Ответ Голиаса прозвучал официально, и Аматус пожалел, что в свое время не уделил должного внимания изучению дипломатических формальностей. Именно такая форма общения показалась принцу соответствующей двору гоблинских правителей, а не обычная вежливость. Правда, куда бы ни попадал Аматус в компании с Голиасом, у него почти всегда возникало сожаление по поводу собственной малой начитанности в той или иной области, и потому принц без промедления перешел к делу:
— Вы удерживаете у себя девицу из рода людей, подданную нашего Королевства, и поскольку ее родным не удалось вызволить ее, мы явились сюда с этой целью.
— Она уже не девица. Мы насиловали ее до тех пор, пока она не перестала сопротивляться, а потом — до тех пор, пока это не стало ей безразлично, а теперь она только этого и жаждет и просит еще, — злорадно проговорила королева.
— Это — на редкость неуклюжая ложь, — сказал Голиас. — Будучи теми, кто вы есть, вы повинуетесь еще более строгим законам, нежели те, что приняты среди людей, а потому вы не способны были лишить девицу невинности, как бы ни старались совратить ее. Если бы ваши подданные попытались изнасиловать девицу, они бы все погибли, ибо, являясь не истинной плотью, а насмешкой на истинную плоть, гоблины не могут коснуться такого могущественного существа, как человеческая девственница. Это записано во множестве книг, и некоторые из них принадлежат моему перу.
Повисла долгая пауза. Королева от злости стукнула кулаками по подлокотникам трона, и потолок зала задрожал с глухим рокотом. От потолка оторвался кусок камня и упал на толпу вельмож, угодив в одну из придворных дам, которая упала на пол, придавленная камнем. Дама завизжала, начала корчиться в агонии и стонать, а окружавшие ее гоблины принялись тыкать в нее пальцами и хихикать. Лишь немногие окружили несчастную, присели рядом с ней и стали оплакивать ее. Похоже, это им доставляло истинное наслаждение. А один тощий гоблин ухватил бедняжку за руку и принялся с голодной страстью откусывать ее. Никто и не думал помочь бедной гоблинке. Наконец сэр Джон Слитгиз-зард не выдержал, выхватил мушкет, зарядил его, прицелился и нажал на курок.
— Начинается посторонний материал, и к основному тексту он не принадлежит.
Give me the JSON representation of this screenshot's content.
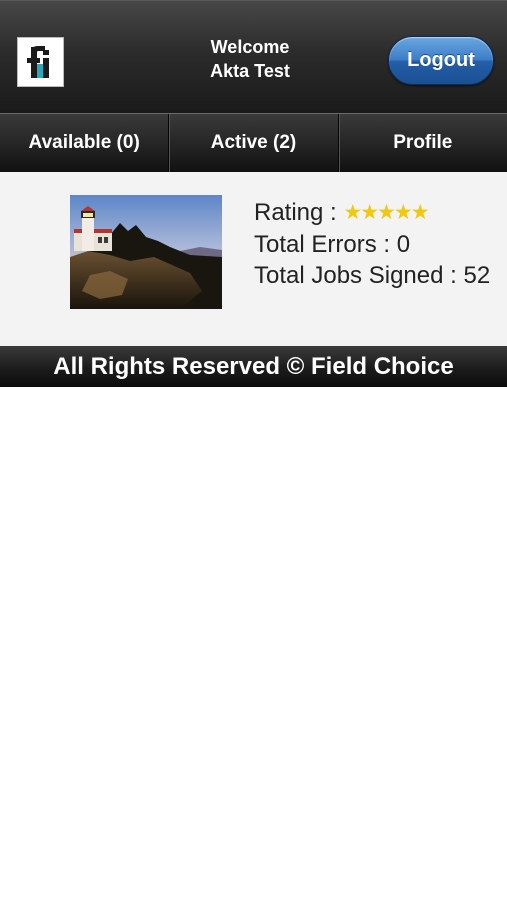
{
  "header": {
    "logo_icon": "fi-logo",
    "welcome_line1": "Welcome",
    "welcome_line2": "Akta Test",
    "logout_label": "Logout"
  },
  "tabs": [
    {
      "label": "Available (0)"
    },
    {
      "label": "Active (2)"
    },
    {
      "label": "Profile"
    }
  ],
  "profile": {
    "photo": "lighthouse-photo",
    "rating_label": "Rating :",
    "rating_stars": 5,
    "rating_stars_text": "★★★★★",
    "errors_text": "Total Errors : 0",
    "jobs_label": "Total Jobs Signed :",
    "jobs_value": "52"
  },
  "footer": {
    "text": "All Rights Reserved © Field Choice"
  },
  "colors": {
    "accent_button": "#2f6db6",
    "star": "#f2c80f",
    "panel_bg": "#f3f3f3"
  }
}
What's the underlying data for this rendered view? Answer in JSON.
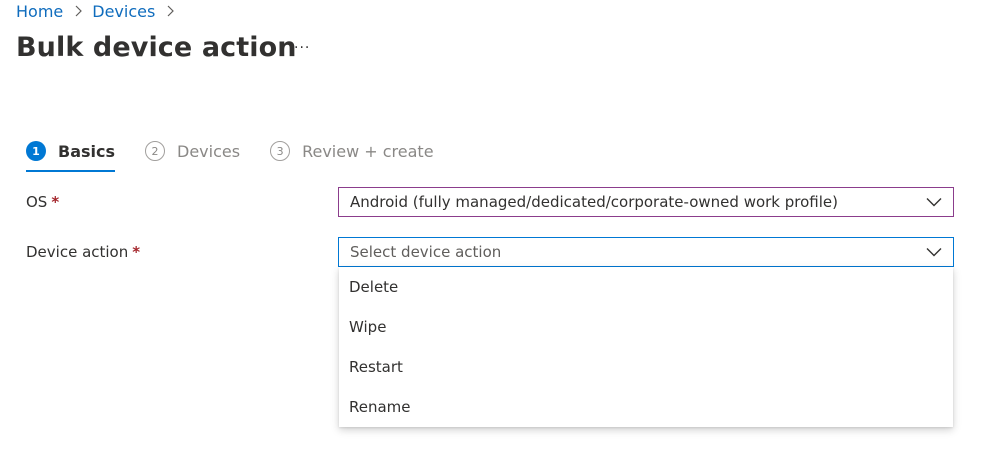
{
  "breadcrumb": {
    "items": [
      "Home",
      "Devices"
    ]
  },
  "page": {
    "title": "Bulk device action",
    "more_label": "···"
  },
  "steps": [
    {
      "num": "1",
      "label": "Basics",
      "state": "active"
    },
    {
      "num": "2",
      "label": "Devices",
      "state": "inactive"
    },
    {
      "num": "3",
      "label": "Review + create",
      "state": "inactive"
    }
  ],
  "form": {
    "os": {
      "label": "OS",
      "required_mark": "*",
      "value": "Android (fully managed/dedicated/corporate-owned work profile)"
    },
    "device_action": {
      "label": "Device action",
      "required_mark": "*",
      "placeholder": "Select device action"
    }
  },
  "dropdown": {
    "options": [
      "Delete",
      "Wipe",
      "Restart",
      "Rename"
    ]
  },
  "colors": {
    "accent": "#0078d4",
    "link": "#0f6cbd",
    "required": "#a4262c",
    "os_border": "#8b3d8c"
  },
  "icons": {
    "separator": "chevron-right-icon",
    "select": "chevron-down-icon",
    "more": "more-icon"
  }
}
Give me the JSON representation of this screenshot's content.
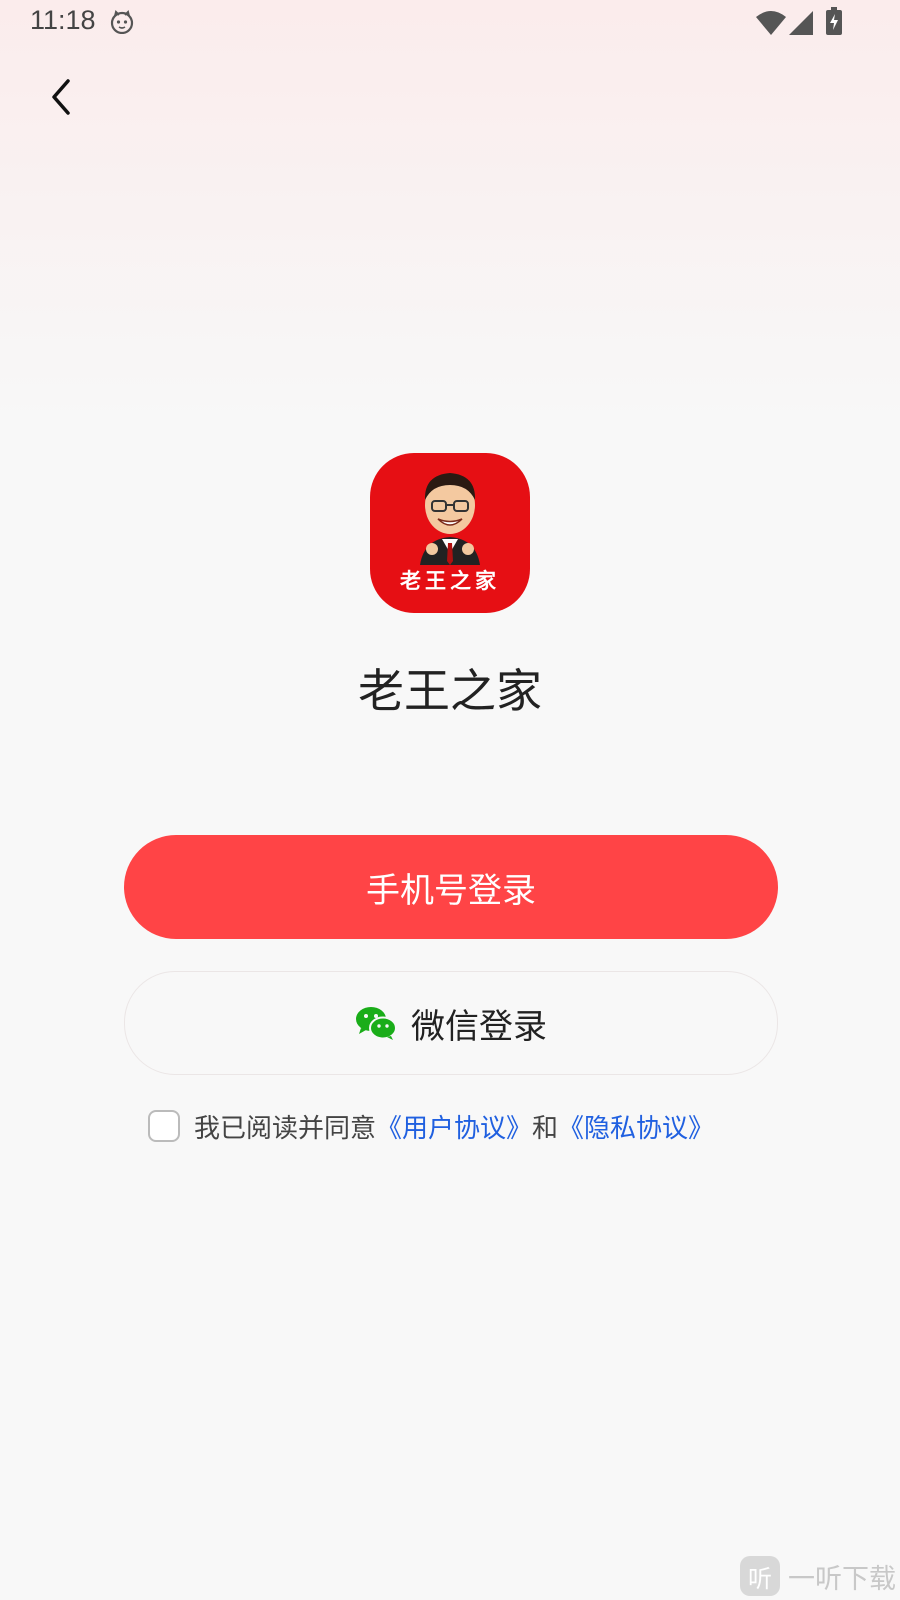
{
  "status_bar": {
    "time": "11:18",
    "icons": [
      "cat-notification-icon",
      "wifi-icon",
      "signal-icon",
      "battery-charging-icon"
    ]
  },
  "nav": {
    "back_icon": "chevron-left-icon"
  },
  "app": {
    "logo_caption": "老王之家",
    "name": "老王之家"
  },
  "login": {
    "phone_label": "手机号登录",
    "wechat_label": "微信登录",
    "wechat_icon": "wechat-icon"
  },
  "agreement": {
    "checked": false,
    "prefix": "我已阅读并同意",
    "user_agreement": "《用户协议》",
    "conjunction": "和",
    "privacy_agreement": "《隐私协议》"
  },
  "watermark": {
    "logo_glyph": "听",
    "text": "一听下载"
  },
  "colors": {
    "primary_button": "#ff4446",
    "logo_background": "#e60f14",
    "link": "#2060e0",
    "wechat_green": "#1aad19"
  }
}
Мушкет издал громкий хлопок, и тяжелая картечь мигом положила конец страданиям придворной дамы. Аматус чуть не раскашлялся от порохового дыма, но из дипломатических соображений сдержался.
— Жаль, что она пострадала, — заключила королева, — но вы ее убили. — Грязная слеза стекла по щеке королевы — такая же грязная, как ее немытые патлы. — Я в этом совершенно уверена. Можно считать, что мы с ней обе пострадали одинаково, ибо я — королева добросердечная и мне нестерпима такая жестокость.
Король приосанился и возгласил:
— Кто вы такие, что смеете убивать моих придворных прямо у меня на глазах?
Аматус отметил, что потолок на сей раз на королевский гнев никак не отреагировал. Теперь он уже не сомневался, в чьих руках сосредоточена здесь реальная власть.
— Камень упал, когда гневалась королева, — негромко отметил Голиас.
Тут гоблинская королева жутко побледнела, стукнула кулаками по подлокотникам трона и взвизгнула:
— Я не злая!
Камни и штукатурка градом посыпались на придворных, но ни Аматус, ни его друзья не пострадали, так как стояли поблизости от королевского трона, а на короля с королевой ни камушка не упало. Гоблинские вельможи в страхе разбегались по углам.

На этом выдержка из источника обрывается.